スポーツモデルの走りにはちょっとうるさい山田弘樹が、「トヨタGRヤリスRS」に試乗。非力な1.5リッターエンジンとCVTの組み合わせで大丈夫かと思いきや……? その印象を動画でリポートする。

前編の「車両紹介編」ではオタク度全開の不満をブチまけた筆者だったけれど、実際にGRヤリスRSをワインディングロードで走らせてみると、「これはこれでいいじゃないか」と思ってしまったから、いやはや実に情けない。いやいや、トヨタおみごとである。

シャシーは本気でつくられているわけだから、たとえパワーが120PSしかなくても、その走りは面白いのだ。ワイドトレッドと高剛性なボディーがもたらす余裕は安心感に直結し、ドライバーはちょっとした「いいモノ感」が味わえる。
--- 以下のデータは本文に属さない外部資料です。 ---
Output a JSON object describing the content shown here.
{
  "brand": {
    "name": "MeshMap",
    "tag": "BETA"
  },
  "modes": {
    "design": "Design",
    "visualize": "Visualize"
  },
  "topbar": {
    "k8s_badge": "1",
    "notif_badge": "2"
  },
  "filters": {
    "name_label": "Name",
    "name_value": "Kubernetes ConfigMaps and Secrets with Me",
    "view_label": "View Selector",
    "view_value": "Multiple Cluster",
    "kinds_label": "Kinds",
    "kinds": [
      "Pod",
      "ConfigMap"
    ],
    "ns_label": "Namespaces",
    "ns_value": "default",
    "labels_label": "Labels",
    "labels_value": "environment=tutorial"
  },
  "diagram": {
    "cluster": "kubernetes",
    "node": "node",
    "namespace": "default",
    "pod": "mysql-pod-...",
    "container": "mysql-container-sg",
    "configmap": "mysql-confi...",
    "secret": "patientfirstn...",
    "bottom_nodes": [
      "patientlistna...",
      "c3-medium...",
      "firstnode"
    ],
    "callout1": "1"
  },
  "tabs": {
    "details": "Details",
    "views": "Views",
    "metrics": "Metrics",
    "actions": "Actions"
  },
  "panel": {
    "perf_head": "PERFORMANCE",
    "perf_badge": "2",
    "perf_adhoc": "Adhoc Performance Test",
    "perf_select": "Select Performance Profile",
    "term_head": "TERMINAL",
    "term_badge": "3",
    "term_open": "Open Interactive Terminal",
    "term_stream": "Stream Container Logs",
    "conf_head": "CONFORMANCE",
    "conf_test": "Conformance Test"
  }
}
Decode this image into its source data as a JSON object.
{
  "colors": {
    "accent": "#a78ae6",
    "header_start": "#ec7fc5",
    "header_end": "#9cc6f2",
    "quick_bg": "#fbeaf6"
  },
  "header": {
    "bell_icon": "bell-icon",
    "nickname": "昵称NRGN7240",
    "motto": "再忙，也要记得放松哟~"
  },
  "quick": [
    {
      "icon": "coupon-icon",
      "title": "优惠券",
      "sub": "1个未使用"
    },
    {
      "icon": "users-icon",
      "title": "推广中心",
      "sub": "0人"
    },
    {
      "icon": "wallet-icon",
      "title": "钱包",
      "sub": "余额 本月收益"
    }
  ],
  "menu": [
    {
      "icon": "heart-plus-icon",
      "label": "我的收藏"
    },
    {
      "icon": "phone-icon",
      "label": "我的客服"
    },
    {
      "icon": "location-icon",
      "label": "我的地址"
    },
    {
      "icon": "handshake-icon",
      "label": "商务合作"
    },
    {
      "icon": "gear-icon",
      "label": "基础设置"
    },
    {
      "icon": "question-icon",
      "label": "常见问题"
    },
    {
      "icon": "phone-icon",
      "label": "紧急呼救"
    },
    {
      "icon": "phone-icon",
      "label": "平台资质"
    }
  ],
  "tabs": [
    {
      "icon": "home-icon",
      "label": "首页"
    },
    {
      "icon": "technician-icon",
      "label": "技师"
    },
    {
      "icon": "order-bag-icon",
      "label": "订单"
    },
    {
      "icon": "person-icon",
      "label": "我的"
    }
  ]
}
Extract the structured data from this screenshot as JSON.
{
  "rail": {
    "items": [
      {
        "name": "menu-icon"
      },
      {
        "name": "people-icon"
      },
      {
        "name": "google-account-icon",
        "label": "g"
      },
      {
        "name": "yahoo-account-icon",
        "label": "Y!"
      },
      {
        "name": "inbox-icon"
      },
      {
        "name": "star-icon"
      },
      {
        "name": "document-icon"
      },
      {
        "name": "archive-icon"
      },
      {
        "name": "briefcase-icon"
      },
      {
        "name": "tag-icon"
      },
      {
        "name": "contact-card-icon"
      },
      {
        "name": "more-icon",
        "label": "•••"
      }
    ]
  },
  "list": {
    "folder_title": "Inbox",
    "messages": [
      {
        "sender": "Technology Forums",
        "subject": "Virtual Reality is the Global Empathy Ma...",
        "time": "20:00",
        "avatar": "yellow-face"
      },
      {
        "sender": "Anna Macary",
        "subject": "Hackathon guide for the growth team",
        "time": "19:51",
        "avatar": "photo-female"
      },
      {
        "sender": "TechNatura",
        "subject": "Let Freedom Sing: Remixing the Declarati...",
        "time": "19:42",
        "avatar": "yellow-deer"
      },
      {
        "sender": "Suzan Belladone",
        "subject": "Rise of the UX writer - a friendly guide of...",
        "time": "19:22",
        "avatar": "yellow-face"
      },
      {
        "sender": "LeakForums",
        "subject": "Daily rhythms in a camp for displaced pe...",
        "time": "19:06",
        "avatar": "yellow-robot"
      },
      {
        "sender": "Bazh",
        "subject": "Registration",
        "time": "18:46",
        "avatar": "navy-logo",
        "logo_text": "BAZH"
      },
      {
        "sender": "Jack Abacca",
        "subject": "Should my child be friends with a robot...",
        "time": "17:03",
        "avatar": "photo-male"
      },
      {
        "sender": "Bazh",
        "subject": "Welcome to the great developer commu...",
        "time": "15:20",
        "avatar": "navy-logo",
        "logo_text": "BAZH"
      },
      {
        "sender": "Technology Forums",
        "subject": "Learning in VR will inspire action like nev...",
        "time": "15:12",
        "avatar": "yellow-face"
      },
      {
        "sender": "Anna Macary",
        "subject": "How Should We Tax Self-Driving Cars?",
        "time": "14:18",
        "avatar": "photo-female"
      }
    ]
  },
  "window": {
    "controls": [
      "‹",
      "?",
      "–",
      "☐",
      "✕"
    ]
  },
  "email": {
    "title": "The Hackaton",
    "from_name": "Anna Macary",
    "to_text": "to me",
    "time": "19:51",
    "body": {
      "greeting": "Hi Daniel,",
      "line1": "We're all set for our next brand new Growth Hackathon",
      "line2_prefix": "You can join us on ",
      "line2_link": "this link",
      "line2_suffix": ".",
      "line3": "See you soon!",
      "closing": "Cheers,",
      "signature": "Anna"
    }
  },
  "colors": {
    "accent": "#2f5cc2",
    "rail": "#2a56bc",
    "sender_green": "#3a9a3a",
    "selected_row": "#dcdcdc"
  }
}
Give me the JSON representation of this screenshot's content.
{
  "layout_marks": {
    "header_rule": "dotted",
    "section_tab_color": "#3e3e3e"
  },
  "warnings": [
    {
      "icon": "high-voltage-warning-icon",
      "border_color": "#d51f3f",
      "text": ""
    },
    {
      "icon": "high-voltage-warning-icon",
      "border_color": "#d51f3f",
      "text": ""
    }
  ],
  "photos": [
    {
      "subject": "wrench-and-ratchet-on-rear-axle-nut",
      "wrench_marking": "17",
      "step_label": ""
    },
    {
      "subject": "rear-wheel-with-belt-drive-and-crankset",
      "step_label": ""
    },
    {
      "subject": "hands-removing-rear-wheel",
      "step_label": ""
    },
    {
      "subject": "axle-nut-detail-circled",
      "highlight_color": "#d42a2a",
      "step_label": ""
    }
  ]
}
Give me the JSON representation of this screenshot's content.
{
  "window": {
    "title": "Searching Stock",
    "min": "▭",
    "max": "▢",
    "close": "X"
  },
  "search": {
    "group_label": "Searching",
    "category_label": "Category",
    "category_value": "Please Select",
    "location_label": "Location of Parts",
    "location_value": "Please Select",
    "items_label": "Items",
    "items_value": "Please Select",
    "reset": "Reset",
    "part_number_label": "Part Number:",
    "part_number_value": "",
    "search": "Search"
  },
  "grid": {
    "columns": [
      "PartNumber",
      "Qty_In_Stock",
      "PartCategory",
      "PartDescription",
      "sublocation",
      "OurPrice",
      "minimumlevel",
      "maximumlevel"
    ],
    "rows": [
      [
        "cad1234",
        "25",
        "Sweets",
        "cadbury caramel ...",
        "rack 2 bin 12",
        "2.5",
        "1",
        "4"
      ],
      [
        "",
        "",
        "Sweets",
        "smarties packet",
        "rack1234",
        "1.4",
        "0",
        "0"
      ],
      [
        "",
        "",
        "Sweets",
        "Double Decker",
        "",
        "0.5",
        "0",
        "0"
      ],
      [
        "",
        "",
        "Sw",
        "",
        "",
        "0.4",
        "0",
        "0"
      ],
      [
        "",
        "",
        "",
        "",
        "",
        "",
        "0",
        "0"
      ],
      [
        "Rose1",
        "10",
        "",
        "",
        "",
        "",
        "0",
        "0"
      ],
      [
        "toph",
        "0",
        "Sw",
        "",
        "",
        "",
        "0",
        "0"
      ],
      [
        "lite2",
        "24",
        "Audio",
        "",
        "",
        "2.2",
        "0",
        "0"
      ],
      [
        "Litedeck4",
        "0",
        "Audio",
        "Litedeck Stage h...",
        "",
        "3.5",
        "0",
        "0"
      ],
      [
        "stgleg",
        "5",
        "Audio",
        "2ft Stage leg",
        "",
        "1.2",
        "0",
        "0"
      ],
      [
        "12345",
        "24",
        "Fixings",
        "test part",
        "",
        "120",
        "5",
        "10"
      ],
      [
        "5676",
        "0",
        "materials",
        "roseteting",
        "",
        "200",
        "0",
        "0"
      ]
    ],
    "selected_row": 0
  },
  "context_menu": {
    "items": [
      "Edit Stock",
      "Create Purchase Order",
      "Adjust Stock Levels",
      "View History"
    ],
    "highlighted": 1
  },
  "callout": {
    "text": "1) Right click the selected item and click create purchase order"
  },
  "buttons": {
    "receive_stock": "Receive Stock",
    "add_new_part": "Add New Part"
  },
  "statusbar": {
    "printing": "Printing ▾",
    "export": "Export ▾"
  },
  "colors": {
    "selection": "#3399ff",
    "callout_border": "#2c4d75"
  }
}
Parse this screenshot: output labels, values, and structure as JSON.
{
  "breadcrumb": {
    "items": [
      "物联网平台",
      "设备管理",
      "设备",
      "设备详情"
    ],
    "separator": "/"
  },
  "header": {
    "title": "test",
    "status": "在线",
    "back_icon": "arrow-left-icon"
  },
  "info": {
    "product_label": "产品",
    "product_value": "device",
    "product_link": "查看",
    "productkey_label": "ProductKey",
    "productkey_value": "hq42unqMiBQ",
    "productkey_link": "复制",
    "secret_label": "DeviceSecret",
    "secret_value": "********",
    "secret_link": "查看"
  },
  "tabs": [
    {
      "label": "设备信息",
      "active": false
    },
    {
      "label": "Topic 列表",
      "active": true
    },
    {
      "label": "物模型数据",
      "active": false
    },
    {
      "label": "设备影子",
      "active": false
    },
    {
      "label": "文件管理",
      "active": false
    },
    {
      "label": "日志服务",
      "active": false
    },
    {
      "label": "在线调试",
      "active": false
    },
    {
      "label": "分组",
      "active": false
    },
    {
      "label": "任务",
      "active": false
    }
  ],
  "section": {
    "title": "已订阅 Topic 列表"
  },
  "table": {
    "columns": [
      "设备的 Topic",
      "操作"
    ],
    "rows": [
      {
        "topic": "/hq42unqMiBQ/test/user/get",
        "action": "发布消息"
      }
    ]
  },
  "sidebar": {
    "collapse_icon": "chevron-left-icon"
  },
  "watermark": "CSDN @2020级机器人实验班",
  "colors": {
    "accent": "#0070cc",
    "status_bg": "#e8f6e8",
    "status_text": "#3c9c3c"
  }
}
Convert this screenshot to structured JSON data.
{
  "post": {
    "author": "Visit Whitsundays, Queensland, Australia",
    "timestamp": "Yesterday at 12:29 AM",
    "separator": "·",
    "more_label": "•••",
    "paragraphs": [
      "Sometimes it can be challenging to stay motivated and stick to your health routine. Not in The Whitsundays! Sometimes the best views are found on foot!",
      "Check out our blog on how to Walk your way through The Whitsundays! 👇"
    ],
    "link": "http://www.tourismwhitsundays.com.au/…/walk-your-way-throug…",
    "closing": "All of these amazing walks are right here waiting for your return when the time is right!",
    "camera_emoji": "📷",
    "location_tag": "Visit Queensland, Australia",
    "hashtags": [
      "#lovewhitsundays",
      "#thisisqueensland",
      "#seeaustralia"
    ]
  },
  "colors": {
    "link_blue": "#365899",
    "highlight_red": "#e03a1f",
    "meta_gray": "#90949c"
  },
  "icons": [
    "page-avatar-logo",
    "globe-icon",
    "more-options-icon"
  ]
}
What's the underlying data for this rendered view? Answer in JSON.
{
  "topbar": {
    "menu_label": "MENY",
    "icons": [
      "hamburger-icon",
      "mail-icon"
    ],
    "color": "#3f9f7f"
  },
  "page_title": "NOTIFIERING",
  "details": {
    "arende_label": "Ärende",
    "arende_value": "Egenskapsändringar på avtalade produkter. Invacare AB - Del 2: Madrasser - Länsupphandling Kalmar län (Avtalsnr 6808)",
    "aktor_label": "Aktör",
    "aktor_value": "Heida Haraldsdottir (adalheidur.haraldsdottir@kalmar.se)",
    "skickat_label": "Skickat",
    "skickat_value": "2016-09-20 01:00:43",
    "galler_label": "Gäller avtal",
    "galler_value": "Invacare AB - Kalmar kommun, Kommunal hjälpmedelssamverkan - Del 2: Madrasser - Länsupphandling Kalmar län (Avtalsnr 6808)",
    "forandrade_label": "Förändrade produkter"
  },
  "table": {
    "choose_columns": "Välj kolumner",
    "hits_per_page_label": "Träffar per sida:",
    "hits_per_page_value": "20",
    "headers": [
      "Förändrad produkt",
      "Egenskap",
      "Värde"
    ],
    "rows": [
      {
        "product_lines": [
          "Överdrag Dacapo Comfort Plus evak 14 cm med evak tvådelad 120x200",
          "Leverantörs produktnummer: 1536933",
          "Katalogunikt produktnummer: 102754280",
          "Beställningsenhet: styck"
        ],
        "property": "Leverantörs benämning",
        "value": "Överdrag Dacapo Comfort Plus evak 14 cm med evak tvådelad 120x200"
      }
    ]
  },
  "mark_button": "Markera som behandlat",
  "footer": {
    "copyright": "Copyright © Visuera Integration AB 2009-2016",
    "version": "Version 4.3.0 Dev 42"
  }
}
サーキットでRSに試乗したときは、あまりにRZとのギャップが大きすぎて、正直評価に困った。シャシー性能が高すぎて、どこでも全開になり、クルマとの対話ができずにつまらなかった。

進入速度が遅くて、タイヤのグリップが高いなら、ブレーキングポイントをもっと奥に取ればいい。そうやって走りを突き詰めていけば、ターンインでぐいぐいオーバーステアを誘発して、グイグイ姿勢を変えながらコーナーに入っていくこともできたけれど、その走りはあまりにマニアックだ。もっと普通に、クルマの動きを楽しみたいな……。

しかしワインディングロードで走らせたRSは、打って変わって冗舌だった。

専用の足まわりは、ブレーキングで頼もしく荷重を受け止めた。そこからブレーキペダルをリリースしつつステアリングを切っていくと、グーッと気持ちよく旋回Gが高まっていった。

パドルシフトのレスポンスは完璧ではないけれど、スポーツCVTが頑張ってエンジン回転を引き上げ、コーナーの脱出に備えてくれた。そしてアクセルペダルを踏み込んでいくと、気持ちよく加速しながら次のカーブを目指してくれた。

タイヤ(ダンロップの「SP SPORT MAXX 050」)の剛性がちょっとばかり高すぎて、バネ下でドタバタしてしまうから、本来はもっと幅が細くて、かつエアボリュームを取った1サイズ小さなタイヤを履かせてもいいと思うけれど、コスプレ的な意味でも18インチは外せなかったのだろうから目をつむろう。

そこにあるのは速さよりリズムだった。カーブでこれを繰り返しているだけで、なかなか幸せな気持ちになれる。RZだと速すぎて、こうはいかない。……でも、やっぱりもうちょっとパワーがあっていいかな。いや、だからこそ、6段MTが欲しいのである。